Le persone al centro, intese sia come i dipendenti sia come i clienti, è un concetto che Poste Italiane aveva inserito nella propria strategia già prima che il virus arrivasse in Italia. Che cosa significa oggi per una grande organizzazione, con l’emergenza ancora in corso, mettere le persone al centro?
“Mettere le persone al centro è un proposito di altissimo profilo etico, che nel contempo rischia sempre di scadere nella pura retorica delle buone intenzioni. La vera questione consiste, a mio avviso, nella reale quantità e modalità di potere che si è disposti a riconoscere e a delegare, appunto, alle “persone”, ascoltate per esempio nei loro reali bisogni. A ciò si aggiunga l’esigenza di accrescere le competenze di tutti. Ecco il problema delle nostre democrazie, che se non sono fondate sulla educazione collettiva, degenerano in aborti. Ci sono, disse Freud, tre attività impossibili: la politica, l’educazione e naturalmente la psicoanalisi. Insomma: è importante dichiarare ciò che è giusto; poi si fa quel che si può”.
“Decisioni accentrate, esecuzione decentrata” è il mantra del nuovo commissario all’emergenza, il Generale Figliuolo, nella gestione della campagna vaccinale, che vede anche Poste impegnata sul fronte della distribuzione e delle prenotazioni. Cosa pensa di questa logica e in quali situazioni la ritiene applicabile?
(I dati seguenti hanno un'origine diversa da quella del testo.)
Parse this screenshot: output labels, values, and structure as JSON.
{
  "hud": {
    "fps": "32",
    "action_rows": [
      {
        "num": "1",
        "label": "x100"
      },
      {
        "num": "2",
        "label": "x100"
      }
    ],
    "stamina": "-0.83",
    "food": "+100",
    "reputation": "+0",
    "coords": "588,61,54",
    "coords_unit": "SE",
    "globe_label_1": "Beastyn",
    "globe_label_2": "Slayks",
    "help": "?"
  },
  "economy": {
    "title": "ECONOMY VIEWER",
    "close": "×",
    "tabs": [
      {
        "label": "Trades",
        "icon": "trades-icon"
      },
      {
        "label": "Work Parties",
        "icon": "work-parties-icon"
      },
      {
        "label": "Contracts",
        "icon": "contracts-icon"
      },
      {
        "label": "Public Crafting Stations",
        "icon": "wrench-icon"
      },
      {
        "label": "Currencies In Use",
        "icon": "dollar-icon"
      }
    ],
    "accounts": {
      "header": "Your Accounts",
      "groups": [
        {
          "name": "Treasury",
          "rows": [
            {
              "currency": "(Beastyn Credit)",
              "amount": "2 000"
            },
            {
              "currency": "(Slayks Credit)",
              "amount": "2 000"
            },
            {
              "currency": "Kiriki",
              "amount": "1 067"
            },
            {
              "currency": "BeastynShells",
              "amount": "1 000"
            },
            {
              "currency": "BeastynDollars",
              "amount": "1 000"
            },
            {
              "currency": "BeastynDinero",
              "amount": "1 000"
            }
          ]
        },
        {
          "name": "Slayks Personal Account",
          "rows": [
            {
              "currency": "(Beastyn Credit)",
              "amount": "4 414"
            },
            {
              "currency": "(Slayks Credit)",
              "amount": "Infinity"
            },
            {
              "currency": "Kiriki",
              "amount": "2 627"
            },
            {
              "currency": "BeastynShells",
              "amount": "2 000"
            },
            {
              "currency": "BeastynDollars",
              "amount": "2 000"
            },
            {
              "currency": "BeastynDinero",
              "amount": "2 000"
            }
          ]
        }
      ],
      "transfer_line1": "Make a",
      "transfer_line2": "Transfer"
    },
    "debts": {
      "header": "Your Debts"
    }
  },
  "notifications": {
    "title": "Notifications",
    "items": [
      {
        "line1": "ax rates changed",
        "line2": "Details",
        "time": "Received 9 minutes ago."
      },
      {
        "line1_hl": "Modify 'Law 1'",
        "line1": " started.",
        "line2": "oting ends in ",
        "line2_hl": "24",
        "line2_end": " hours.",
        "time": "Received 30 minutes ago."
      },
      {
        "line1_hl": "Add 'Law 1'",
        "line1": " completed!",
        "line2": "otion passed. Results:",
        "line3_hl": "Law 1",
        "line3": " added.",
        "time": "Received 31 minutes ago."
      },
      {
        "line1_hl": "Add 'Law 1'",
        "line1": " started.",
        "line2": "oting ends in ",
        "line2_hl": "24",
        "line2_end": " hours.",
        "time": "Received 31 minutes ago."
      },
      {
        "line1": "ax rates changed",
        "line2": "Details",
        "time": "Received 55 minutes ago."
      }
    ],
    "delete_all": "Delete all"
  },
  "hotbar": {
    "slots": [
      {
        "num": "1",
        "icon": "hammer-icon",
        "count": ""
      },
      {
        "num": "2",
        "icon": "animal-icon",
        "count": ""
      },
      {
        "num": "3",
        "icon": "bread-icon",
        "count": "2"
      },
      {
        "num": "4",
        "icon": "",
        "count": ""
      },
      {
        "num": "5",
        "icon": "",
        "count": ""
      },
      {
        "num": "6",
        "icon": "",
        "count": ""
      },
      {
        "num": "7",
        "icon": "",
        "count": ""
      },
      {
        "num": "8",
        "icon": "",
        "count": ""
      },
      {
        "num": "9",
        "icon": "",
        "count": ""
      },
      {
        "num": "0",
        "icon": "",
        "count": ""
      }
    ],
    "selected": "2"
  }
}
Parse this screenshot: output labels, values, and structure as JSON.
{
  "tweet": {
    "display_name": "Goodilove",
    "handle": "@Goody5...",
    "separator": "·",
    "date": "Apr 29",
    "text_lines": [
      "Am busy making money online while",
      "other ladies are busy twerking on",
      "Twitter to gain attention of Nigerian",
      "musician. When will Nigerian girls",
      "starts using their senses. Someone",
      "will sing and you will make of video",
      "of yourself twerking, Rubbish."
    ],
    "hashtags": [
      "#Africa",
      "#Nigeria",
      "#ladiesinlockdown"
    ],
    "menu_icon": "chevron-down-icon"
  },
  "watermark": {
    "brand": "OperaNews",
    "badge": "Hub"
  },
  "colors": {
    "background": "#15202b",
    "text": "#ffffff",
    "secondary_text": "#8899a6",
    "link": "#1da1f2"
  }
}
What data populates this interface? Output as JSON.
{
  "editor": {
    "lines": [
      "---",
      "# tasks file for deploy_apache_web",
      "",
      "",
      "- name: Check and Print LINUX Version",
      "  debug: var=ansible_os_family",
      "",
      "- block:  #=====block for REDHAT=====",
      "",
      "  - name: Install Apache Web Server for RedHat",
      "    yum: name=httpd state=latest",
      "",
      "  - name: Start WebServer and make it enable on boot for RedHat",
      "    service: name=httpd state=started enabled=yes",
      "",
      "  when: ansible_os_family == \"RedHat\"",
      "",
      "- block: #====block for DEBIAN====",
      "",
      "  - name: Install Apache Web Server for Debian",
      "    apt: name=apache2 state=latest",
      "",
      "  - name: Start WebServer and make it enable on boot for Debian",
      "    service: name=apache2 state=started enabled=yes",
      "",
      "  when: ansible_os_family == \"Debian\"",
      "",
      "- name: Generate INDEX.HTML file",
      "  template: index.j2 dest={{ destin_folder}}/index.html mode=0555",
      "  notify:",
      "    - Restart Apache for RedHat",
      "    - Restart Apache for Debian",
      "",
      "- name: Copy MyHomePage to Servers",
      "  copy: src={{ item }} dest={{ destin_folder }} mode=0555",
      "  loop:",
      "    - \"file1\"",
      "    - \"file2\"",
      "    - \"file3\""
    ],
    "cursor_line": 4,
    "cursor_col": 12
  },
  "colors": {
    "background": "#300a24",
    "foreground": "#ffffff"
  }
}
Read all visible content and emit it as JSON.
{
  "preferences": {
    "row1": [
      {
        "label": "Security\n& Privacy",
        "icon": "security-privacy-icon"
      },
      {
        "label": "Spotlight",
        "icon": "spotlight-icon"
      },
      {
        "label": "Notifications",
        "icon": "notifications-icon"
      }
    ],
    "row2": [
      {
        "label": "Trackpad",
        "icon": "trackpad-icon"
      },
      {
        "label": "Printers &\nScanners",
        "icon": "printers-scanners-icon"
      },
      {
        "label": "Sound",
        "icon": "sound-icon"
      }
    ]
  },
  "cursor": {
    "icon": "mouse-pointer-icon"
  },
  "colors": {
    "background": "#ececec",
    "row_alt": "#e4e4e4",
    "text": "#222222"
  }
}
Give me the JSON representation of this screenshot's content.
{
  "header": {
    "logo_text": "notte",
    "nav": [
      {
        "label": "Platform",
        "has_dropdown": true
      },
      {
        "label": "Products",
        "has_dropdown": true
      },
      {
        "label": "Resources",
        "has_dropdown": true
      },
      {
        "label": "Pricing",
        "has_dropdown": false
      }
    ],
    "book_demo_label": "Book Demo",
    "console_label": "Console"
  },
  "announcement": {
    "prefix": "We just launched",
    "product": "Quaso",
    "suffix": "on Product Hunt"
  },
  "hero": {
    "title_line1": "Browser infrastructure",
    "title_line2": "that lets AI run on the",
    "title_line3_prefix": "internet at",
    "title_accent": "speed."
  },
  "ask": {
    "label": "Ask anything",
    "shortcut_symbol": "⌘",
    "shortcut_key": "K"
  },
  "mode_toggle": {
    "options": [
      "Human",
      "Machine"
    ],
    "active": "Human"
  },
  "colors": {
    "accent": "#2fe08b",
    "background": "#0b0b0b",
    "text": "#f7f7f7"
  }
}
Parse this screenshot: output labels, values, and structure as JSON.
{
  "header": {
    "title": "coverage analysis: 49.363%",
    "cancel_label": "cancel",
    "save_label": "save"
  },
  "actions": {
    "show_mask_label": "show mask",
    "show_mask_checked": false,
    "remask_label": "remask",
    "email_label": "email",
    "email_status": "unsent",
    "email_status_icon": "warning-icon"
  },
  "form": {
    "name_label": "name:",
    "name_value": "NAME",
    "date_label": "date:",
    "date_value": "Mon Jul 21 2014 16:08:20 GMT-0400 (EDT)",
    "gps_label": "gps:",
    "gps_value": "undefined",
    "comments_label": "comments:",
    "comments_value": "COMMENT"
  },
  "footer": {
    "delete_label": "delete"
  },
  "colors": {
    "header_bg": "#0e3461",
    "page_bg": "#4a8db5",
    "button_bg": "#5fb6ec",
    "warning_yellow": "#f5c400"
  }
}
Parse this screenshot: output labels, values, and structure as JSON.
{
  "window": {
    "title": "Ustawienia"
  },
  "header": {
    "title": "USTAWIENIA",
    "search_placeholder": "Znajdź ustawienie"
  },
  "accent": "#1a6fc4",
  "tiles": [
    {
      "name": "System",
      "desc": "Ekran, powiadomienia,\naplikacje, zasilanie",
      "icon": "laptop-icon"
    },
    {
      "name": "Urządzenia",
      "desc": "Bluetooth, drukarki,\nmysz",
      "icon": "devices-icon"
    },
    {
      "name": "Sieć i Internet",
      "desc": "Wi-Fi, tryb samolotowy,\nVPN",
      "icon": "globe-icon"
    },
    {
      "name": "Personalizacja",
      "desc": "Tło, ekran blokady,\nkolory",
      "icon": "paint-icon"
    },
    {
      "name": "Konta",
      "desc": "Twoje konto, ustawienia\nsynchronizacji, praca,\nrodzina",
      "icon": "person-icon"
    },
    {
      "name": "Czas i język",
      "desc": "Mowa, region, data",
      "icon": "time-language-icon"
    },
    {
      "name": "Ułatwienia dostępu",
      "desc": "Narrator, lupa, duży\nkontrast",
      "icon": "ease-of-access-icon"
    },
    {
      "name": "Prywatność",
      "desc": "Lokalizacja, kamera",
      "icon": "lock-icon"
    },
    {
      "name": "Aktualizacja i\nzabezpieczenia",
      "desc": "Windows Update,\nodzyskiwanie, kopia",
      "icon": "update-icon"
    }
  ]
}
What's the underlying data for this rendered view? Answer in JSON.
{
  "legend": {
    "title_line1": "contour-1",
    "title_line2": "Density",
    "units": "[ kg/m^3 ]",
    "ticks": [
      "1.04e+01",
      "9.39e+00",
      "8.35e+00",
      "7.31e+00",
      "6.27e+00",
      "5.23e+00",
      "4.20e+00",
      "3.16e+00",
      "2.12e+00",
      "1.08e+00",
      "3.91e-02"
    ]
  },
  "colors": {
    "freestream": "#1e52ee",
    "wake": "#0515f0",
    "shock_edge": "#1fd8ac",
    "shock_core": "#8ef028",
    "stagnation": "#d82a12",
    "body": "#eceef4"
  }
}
“I criteri, la logica del contemporaneo accentramento e decentramento sono condivisibili, ogni volta che è necessaria l’indicazione di una finalità comune accompagnata da una esecuzione localmente efficiente. La complessità della cosa esige certo grande esperienza da parte del responsabile in capo e poi adeguate competenze delle maestranze in loco. Prima ancora però si esige una reale e concreta condivisione della finalità comune e dei suoi modi applicativi, ovvero l’impegno a remare davvero tutti insieme nella stessa direzione, e così torniamo alla politica”.